2. Uma ministra que constrói um modelo de avaliação que permite ter professores doutorados a serem avaliados por professores licenciados, professores no topo da carreira a serem avaliados por professores dois escalões abaixo é tecnicamente incompetente.

3. Uma ministra que constrói um modelo de avaliação que permite que um professor seja avaliado na componente científico-pedagógica por um colega de uma área científica completamente diferente é tecnicamente incompetente.

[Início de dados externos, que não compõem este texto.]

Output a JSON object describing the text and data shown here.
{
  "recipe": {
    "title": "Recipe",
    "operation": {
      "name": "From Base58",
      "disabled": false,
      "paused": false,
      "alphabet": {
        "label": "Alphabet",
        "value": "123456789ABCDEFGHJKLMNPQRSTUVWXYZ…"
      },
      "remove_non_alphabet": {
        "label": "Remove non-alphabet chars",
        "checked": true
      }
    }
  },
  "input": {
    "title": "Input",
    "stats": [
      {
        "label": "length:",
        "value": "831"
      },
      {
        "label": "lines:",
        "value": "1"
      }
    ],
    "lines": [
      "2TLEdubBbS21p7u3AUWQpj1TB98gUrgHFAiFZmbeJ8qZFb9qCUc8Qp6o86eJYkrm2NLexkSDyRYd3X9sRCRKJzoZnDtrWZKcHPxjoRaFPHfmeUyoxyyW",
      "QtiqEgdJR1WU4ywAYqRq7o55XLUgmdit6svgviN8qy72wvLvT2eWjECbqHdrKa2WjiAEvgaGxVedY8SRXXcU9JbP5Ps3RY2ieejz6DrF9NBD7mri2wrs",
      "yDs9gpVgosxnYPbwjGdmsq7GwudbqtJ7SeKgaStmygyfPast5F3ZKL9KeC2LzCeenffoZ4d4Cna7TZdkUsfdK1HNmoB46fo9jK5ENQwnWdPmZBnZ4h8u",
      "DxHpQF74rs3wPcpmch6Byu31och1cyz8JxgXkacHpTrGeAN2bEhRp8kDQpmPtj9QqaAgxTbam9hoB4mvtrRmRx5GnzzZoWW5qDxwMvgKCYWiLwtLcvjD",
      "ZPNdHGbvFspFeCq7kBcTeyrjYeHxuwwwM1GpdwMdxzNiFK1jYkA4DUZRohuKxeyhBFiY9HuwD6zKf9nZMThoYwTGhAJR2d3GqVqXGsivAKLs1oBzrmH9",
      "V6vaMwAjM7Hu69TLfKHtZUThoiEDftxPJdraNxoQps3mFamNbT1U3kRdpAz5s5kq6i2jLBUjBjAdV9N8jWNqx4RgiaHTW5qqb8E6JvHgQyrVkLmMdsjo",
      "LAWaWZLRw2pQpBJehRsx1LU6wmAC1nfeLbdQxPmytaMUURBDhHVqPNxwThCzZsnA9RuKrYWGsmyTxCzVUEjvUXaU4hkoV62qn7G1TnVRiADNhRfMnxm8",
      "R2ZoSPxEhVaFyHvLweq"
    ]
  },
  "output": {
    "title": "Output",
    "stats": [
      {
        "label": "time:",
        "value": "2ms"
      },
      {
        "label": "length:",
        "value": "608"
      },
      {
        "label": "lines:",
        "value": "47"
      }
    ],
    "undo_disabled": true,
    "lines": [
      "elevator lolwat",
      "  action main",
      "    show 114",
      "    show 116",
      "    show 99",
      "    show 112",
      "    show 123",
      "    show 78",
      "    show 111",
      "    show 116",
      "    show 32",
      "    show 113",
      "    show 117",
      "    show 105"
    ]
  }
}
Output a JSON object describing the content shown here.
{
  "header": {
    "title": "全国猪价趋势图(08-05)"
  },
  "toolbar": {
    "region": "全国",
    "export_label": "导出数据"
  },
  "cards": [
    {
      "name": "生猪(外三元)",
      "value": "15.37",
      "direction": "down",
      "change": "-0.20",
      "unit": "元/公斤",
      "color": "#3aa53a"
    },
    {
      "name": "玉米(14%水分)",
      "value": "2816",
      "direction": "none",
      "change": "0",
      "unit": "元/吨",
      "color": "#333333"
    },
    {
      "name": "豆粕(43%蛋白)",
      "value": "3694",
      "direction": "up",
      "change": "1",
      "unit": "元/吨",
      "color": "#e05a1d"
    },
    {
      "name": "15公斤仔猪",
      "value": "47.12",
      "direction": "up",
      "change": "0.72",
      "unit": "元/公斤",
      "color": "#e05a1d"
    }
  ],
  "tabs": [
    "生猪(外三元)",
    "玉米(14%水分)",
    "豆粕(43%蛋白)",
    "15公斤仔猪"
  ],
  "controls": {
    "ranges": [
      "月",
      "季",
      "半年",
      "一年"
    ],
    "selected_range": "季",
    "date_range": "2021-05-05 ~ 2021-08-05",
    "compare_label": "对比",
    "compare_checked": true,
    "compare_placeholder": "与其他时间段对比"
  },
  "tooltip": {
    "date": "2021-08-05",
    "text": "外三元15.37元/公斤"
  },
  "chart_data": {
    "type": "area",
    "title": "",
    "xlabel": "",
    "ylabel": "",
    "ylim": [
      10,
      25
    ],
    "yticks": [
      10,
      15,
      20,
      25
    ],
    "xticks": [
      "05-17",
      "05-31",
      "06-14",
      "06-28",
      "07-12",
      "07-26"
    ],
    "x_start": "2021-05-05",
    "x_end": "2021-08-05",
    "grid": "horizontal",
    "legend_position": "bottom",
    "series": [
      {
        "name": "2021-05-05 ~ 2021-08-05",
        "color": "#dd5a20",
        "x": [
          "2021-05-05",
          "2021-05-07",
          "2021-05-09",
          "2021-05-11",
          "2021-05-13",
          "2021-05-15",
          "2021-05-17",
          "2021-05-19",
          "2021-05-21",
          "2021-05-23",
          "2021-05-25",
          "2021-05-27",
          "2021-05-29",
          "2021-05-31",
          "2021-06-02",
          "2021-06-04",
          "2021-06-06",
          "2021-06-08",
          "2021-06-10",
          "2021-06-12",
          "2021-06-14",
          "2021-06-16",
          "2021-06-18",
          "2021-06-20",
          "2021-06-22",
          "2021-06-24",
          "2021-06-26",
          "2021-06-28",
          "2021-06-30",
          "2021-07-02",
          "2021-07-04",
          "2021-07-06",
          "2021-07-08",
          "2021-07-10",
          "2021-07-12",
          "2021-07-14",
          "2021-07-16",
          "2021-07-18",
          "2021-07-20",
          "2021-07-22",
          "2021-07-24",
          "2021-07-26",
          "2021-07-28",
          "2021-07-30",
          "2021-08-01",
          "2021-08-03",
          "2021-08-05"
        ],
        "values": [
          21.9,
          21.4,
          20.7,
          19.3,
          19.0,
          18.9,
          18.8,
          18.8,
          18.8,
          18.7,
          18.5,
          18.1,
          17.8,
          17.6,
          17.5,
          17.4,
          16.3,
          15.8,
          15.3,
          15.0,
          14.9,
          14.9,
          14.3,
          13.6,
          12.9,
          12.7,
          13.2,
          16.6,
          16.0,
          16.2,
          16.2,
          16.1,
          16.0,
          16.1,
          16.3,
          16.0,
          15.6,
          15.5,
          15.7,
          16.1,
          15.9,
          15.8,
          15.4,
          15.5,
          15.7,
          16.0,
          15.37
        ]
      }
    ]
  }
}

4. Uma ministra que constrói um modelo de avaliação assente em dezenas de parâmetros e itens avaliativos carregados de subjectividade e de absoluta inoperacionalidade é tecnicamente incompetente.

5. Uma ministra que elabora um Estatuto do Aluno e que seis meses depois tem de alterar o seu conteúdo porque o que lá está estipulado, quanto ao regime de faltas, é de tal modo escandaloso que gerava o caos nas escolas é tecnicamente incompetente.

Finalmente, quando evoca os seus cabelos brancos, espero que não se queira socorrer de um pretenso argumento de autoridade assente na brancura capilar, até porque, para o bem ou para o mal, eu também já os tenho e não seria de todo curial pormo-nos a fazer contas a esse nível. Não lhe parece?